“Dear Diary, we fell apart //
Welcome to the life of Electra Heart”
So returns Marina and the Diamonds – in a haunting, adult form. Electra Heart is a character story: the titular character at once a heartless temptress and also desperate for love and fame, the album a thematic questioning of the dream Electra chases.
There are still the same Marina elements – her deep mellifluous voice liberally peppered with electronic effects, the love of synths, the obsession with obsession itself, and fame… This time, however, they’re employed in a more mature sense. The time spent travelling, performing and ruminating (and the help of a good producer or thirteen) has given her that breathing space to develop a great sophomore album.
Diamandis switches between several viewpoints – a vicious, catty, seductive and ultimately vapid temptress ( Bubblegum Bitch, Primadonna ); a more pleading character ( Lies, State of Dreaming, Valley of the Dolls, Hypocrates ); and a clearer, sanguine voice ( Starring Role, Fear and Loathing ). This is best expressed in those tracks where they’re all at play – such as Teen Idle where soaring, vicious legato in the verse play against the über-catchy ‘super-super-super-suicidal’ chorus. Tracks like these get to the essence of Electra: that catch-22 of being smart enough to know you can’t get satisfaction from being judged on looks alone but still craving the superficial adoration of celebrity nonetheless.

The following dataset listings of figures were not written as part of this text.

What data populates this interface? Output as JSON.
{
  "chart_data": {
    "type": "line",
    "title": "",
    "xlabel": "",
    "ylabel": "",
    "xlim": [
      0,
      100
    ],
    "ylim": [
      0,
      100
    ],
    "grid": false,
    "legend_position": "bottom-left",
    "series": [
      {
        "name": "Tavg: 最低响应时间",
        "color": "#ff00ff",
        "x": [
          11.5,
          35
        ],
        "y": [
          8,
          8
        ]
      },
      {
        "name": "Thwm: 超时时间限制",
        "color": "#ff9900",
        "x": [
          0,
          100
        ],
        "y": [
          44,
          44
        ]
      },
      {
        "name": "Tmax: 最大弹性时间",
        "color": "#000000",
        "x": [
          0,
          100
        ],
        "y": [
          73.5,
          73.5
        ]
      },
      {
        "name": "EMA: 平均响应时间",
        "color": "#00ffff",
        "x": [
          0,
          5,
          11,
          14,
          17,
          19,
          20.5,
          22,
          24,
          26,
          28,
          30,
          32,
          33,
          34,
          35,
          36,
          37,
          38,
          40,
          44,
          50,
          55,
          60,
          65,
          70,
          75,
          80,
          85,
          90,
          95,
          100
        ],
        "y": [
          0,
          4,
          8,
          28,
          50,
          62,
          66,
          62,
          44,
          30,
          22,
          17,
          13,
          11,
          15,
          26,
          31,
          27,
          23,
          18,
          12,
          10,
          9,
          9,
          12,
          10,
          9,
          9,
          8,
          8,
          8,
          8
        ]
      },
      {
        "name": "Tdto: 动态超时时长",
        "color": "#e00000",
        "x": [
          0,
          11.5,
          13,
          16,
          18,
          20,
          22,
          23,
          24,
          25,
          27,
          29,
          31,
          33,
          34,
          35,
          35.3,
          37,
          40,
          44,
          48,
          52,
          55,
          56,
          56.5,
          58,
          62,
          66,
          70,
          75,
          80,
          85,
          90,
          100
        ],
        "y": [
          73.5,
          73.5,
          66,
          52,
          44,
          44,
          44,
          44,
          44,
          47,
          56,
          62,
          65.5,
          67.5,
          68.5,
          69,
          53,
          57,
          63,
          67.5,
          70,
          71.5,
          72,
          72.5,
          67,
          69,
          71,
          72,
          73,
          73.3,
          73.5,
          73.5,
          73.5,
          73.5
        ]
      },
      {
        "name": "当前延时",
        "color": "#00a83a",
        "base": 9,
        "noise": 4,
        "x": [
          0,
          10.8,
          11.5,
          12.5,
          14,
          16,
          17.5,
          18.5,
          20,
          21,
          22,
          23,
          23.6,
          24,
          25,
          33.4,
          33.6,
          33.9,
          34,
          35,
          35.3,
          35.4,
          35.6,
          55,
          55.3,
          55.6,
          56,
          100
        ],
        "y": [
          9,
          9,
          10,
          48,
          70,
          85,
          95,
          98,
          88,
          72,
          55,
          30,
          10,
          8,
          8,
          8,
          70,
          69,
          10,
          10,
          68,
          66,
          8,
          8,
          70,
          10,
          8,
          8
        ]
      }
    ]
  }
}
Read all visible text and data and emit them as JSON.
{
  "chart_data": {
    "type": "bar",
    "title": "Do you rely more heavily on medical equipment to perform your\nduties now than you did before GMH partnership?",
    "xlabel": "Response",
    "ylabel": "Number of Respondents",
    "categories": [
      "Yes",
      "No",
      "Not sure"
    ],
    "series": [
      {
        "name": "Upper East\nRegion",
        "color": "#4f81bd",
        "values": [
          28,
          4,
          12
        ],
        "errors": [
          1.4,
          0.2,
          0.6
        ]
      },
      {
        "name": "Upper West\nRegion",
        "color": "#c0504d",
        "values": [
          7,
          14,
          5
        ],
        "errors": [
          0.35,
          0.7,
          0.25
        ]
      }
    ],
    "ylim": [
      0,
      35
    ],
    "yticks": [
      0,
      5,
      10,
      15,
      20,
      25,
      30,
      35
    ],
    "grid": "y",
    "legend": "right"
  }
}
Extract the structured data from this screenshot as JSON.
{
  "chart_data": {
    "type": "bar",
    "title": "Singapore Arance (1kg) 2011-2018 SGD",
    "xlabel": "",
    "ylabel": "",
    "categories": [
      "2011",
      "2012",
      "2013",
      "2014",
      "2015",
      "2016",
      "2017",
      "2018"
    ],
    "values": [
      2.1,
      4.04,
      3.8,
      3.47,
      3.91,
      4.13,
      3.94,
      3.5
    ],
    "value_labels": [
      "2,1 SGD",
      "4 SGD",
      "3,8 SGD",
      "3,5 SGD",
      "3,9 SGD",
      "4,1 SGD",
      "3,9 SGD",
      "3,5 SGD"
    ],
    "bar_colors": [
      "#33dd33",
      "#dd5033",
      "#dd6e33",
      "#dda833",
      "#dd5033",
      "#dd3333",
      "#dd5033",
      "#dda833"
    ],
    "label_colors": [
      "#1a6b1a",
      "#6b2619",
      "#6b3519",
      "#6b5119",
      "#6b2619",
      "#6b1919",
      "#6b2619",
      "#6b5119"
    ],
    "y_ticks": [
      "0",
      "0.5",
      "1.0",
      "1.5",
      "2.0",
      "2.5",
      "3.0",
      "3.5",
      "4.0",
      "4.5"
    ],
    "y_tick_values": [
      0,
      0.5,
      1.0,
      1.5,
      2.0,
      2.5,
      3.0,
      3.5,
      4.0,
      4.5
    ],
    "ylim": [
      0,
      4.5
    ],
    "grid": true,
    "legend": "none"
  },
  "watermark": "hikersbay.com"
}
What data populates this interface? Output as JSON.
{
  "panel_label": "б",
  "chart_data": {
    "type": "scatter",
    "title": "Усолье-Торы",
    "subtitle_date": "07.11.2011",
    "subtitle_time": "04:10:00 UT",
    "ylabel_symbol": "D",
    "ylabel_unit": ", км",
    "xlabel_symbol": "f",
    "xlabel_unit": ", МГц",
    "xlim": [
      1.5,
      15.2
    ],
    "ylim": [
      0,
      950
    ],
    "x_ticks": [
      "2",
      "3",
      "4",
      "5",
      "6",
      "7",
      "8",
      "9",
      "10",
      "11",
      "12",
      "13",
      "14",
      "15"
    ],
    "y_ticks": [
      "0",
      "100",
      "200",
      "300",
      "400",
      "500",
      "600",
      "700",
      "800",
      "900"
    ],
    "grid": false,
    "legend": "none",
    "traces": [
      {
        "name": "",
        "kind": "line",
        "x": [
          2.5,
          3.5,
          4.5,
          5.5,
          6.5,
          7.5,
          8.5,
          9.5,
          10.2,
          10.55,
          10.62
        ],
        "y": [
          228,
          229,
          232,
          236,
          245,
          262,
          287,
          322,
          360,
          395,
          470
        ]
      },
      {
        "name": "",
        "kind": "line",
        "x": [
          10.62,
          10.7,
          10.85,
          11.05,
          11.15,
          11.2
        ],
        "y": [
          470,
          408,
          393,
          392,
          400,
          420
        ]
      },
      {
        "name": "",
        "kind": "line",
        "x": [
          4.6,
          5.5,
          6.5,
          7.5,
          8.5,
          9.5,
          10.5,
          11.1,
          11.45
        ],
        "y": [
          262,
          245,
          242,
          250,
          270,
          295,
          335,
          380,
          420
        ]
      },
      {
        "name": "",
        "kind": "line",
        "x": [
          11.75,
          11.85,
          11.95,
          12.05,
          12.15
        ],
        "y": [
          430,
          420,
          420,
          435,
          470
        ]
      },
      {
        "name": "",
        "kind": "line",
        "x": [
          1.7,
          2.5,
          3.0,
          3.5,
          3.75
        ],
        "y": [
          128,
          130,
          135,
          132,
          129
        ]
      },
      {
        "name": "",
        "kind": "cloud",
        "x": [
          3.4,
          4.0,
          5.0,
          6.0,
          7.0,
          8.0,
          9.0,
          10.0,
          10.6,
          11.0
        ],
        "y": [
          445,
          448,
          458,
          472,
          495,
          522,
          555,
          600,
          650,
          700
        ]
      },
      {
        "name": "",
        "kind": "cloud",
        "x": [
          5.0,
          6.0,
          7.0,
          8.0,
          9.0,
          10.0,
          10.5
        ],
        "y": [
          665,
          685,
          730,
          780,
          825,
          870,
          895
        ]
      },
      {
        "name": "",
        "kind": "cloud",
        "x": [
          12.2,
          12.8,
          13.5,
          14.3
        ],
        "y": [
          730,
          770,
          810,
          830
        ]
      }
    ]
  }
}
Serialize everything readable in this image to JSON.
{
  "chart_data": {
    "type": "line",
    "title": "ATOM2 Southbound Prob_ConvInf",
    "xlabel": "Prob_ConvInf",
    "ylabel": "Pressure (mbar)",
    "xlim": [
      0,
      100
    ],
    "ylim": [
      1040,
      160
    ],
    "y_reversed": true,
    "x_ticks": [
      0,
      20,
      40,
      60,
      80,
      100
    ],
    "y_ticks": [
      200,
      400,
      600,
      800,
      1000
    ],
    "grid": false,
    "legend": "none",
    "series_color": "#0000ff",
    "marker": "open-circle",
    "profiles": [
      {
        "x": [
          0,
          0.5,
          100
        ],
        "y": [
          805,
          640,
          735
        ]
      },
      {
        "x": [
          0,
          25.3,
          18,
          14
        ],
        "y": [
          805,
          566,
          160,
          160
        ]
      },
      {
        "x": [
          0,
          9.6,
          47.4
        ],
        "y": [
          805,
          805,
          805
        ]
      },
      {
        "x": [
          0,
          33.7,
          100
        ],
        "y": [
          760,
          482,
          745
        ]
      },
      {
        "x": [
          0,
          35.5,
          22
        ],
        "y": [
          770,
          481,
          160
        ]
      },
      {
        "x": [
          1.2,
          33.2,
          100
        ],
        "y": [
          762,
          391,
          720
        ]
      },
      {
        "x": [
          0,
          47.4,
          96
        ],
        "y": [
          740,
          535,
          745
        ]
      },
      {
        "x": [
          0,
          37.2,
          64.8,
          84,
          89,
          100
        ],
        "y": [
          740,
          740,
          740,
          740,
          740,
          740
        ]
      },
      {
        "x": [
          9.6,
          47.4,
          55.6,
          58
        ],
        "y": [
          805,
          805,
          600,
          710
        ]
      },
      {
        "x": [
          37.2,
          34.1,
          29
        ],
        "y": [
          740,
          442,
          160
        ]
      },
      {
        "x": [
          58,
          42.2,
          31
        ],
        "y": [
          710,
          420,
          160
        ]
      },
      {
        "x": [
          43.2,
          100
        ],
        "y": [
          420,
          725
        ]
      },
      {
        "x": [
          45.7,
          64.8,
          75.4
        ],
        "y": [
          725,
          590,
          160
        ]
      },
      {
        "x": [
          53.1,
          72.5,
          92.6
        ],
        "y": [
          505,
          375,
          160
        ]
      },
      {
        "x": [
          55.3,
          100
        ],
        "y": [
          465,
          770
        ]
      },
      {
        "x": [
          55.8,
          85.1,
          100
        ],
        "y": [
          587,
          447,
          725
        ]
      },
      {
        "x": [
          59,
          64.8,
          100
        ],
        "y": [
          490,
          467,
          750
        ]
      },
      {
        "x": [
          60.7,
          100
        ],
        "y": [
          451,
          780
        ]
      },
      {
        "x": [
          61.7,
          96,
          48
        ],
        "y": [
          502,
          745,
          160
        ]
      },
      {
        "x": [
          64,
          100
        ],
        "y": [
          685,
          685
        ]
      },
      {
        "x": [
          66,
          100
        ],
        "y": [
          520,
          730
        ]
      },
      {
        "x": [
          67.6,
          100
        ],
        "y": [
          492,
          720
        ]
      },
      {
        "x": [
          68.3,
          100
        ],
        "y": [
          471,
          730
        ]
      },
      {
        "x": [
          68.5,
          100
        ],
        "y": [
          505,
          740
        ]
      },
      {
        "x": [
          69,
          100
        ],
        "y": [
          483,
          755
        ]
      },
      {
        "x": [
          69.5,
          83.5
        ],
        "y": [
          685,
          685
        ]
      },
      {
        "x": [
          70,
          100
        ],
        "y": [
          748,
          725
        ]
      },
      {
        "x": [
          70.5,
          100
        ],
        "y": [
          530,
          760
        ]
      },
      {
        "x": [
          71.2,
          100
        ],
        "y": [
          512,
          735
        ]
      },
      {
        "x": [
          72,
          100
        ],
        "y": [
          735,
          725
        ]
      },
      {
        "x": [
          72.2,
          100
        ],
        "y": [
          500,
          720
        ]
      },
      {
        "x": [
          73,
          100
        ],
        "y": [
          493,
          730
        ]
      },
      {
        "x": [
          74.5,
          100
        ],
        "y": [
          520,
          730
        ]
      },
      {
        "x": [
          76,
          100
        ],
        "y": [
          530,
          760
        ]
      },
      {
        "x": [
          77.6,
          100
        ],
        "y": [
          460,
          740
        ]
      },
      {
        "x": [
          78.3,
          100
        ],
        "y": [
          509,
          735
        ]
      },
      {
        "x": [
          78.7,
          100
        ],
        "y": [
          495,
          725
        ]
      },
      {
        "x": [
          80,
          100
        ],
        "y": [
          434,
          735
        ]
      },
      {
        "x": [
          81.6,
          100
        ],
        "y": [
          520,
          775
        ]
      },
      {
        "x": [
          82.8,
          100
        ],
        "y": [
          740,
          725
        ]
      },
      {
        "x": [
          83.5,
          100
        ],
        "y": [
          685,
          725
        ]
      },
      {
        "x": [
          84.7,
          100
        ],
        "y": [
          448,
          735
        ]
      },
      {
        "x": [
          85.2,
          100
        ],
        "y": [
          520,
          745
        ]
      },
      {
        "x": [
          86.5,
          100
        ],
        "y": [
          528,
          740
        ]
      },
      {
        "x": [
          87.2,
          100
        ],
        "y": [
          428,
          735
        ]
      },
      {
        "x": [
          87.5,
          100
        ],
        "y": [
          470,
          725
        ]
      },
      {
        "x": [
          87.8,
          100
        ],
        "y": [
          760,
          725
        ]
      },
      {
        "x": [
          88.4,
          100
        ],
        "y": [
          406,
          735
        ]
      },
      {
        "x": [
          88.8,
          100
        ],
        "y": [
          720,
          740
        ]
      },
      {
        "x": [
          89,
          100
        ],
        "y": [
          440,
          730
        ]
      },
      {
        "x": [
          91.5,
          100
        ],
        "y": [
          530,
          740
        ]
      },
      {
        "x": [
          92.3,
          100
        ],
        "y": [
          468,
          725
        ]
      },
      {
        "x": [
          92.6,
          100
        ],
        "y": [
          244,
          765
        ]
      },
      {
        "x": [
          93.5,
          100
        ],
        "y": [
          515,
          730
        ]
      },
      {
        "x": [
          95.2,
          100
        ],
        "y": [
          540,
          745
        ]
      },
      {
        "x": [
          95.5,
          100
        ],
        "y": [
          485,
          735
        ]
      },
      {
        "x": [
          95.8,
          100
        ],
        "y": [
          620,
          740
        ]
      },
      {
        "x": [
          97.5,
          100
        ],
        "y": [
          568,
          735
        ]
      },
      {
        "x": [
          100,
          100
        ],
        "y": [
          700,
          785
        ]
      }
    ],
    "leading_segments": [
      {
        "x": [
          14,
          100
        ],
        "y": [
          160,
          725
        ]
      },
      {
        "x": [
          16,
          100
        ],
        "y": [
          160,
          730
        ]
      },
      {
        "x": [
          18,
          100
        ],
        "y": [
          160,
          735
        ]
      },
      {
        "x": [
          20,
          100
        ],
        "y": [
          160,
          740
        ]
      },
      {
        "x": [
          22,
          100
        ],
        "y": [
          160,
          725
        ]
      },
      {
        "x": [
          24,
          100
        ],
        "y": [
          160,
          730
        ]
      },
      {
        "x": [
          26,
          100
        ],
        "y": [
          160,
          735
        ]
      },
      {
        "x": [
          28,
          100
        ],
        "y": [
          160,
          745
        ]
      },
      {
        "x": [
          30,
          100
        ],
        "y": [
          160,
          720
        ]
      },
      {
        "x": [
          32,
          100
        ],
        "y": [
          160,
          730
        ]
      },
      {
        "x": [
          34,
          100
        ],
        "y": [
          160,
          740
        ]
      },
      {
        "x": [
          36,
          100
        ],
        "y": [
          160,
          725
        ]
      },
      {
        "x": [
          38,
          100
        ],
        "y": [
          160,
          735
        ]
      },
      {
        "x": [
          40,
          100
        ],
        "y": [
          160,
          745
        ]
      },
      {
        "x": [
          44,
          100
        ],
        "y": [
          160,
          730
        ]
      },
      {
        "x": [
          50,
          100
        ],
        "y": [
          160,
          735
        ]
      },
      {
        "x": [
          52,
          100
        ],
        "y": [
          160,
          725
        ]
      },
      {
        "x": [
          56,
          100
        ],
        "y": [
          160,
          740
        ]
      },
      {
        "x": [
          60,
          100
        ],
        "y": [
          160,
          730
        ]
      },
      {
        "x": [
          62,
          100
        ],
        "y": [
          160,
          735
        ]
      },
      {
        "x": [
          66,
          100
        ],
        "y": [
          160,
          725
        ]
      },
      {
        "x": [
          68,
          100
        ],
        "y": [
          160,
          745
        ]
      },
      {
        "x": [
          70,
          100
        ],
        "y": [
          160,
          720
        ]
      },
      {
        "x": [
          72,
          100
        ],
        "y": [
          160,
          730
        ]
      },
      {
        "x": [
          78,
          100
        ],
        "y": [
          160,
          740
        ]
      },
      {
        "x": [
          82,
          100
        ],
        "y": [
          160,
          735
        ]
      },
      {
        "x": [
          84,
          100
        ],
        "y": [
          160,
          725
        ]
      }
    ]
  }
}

When I first listened to her debut album, I was struck by the mishmash of influences leading to an off-kilter album structure. The same impulse is at play here, but this time employed to impressive effect. Funneled through the story of Electra, a structure is allowed to form and give a sense of progression, from the angry teen anthem of Bubblegum Bitch through the plaintive Living Dead and on to the cathartic Fear and Loathing.
This focus is audible in technical aspects, too: Primadonna feels like Diamandis has finally worked out how to employ the spoken not-quite-rap-singing technique that was so awkward in I am not a Robot.
Still, there are the blatant references: Marilyn Monroe, Jacqueline Susann. There are also nods – such as the glimpses of S Club 7’s Tragedy in the intro to Power & Control or Soft Cell in State of Dreaming. Usually, though, the citations are layered so thick and fast, that it’s hard to place them – like in Buy the Stars, where they build a tapestry, the combination something unique and precious.
The deluxe edition comes with four additional tracks, including the earworm Radioactive, whose staccato chords can get caught in your head for days. When I started writing this review, I originally started to bemoan the exclusion of Radioactive in the regular album version – but having listened to it a few times now, it makes sense. These are more a bridge to Family Jewels – Sex Yeah could have been an off cut and the “January through December” in Lonely Hearts Club has had relations with Obsessions – with Buy the Stars that crossover to Fear and Loathing.
This is the sort of album that grows on you with every listen. It’s cleverly made without being too clever, well thought and spaced out, and there’s a sense of thoughtfulness behind it that doesn’t lose the playfulness. For all the semi-serious posturing, I think Marina might be coming into her own.